Sin embargo, esa mejora todavía no se refleja en la vida cotidiana de la mayoría de los argentinos. El consumo sigue débil, la industria y la construcción aún muestran dificultades y el empleo privado registrado continúa sin despegar. Allí aparece la principal explicación de por qué gran parte de la población no percibe una mejora en su situación económica.
Uno de los datos más importantes es el nivel de reservas internacionales. Hoy representan alrededor del 6% del Producto Bruto Interno, una proporción muy inferior a la de otros países de la región. Brasil mantiene reservas equivalentes a cerca del 15% de su PBI, Chile supera el 25% y Perú ronda el 30%. Esa diferencia explica por qué el Gobierno continúa priorizando la acumulación de dólares para fortalecer la estabilidad financiera y reducir la vulnerabilidad de la economía.
El crecimiento también presenta fuertes contrastes. Durante el primer trimestre el Producto Bruto Interno aumentó alrededor del 2,3% interanual, pero el impulso provino principalmente del agro, la minería y la actividad financiera, sectores de elevada productividad y perfil exportador.

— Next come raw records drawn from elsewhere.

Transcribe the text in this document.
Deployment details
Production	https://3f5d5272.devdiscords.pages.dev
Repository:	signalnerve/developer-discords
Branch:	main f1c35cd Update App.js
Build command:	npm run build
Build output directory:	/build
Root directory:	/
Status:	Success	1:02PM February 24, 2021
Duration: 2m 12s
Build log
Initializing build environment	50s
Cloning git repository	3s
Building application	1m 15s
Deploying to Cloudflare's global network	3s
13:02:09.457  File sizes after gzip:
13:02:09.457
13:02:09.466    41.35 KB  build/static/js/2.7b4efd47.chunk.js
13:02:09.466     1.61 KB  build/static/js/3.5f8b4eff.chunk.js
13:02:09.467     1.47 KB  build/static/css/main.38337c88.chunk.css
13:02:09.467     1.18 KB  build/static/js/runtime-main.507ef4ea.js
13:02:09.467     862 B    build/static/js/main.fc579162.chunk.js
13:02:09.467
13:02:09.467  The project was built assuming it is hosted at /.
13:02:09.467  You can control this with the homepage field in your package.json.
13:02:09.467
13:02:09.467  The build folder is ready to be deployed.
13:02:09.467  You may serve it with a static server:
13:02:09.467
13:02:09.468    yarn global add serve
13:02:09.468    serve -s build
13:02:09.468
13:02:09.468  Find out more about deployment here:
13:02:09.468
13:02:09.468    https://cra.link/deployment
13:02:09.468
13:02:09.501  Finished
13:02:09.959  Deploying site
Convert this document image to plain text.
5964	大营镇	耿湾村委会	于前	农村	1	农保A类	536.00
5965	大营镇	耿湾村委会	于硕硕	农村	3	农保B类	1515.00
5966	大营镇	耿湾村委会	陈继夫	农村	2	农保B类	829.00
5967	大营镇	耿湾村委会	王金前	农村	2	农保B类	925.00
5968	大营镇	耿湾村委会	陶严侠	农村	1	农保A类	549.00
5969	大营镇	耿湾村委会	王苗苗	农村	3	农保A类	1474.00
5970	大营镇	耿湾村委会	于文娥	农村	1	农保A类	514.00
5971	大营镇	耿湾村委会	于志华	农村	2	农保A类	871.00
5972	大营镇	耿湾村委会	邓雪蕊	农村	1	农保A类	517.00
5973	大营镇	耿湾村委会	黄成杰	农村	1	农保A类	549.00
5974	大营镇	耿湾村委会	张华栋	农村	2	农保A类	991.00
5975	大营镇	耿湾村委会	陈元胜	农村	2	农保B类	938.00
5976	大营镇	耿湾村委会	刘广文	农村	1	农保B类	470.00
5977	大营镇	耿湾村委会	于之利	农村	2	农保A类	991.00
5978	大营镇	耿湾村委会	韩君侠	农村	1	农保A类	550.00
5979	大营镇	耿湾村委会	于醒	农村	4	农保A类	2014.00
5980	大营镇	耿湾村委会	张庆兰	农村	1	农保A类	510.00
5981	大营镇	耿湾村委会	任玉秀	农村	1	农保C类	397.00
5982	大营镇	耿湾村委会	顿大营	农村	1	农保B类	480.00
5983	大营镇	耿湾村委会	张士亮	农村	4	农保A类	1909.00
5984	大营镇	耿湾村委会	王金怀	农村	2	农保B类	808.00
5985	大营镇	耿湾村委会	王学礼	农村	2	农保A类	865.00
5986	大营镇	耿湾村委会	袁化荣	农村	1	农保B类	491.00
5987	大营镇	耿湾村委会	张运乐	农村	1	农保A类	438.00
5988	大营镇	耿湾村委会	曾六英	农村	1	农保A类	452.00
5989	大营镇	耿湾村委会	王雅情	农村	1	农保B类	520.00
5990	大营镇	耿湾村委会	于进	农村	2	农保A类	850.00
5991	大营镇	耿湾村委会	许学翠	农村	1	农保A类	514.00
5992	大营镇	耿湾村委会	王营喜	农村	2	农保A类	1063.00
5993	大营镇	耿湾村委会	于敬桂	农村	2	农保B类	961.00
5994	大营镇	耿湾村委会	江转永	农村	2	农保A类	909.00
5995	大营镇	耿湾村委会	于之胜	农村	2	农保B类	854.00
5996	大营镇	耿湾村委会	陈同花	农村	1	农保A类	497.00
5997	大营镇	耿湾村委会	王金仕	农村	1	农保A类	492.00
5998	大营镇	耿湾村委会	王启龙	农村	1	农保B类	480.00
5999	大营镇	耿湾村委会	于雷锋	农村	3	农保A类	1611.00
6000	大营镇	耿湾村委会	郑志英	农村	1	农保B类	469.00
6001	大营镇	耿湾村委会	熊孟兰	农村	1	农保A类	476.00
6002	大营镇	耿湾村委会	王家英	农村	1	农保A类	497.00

En cambio, las actividades que generan mayor cantidad de empleo todavía avanzan con mucha lentitud. La industria manufacturera continúa por debajo de los niveles previos, el comercio permanece prácticamente estancado y la construcción aún no logra consolidar una recuperación sostenida.
Esta realidad también se refleja en el mercado laboral. Si bien la tasa de desempleo se mantiene relativamente estable, el empleo privado formal todavía no recupera dinamismo y el consumo masivo continúa por debajo de los niveles registrados antes del fuerte ajuste económico.
En ese contexto, distintos economistas coinciden en que la Argentina atraviesa una economía de dos velocidades. Por un lado, los sectores vinculados al agro, la energía, la minería y las exportaciones muestran una evolución favorable. Por otro, buena parte del mercado interno, las pequeñas y medianas empresas, el comercio y la industria continúan enfrentando una demanda débil y márgenes muy ajustados.
El desafío del Gobierno para los próximos meses será transformar la estabilidad macroeconómica en una recuperación que llegue efectivamente a la economía real. La consolidación del equilibrio fiscal y la baja de la inflación constituyen avances importantes, pero la verdadera prueba será que esa mejora se traduzca en más inversión, más empleo privado, mayor consumo y una recuperación sostenida del poder adquisitivo de la mayoría de los argentinos.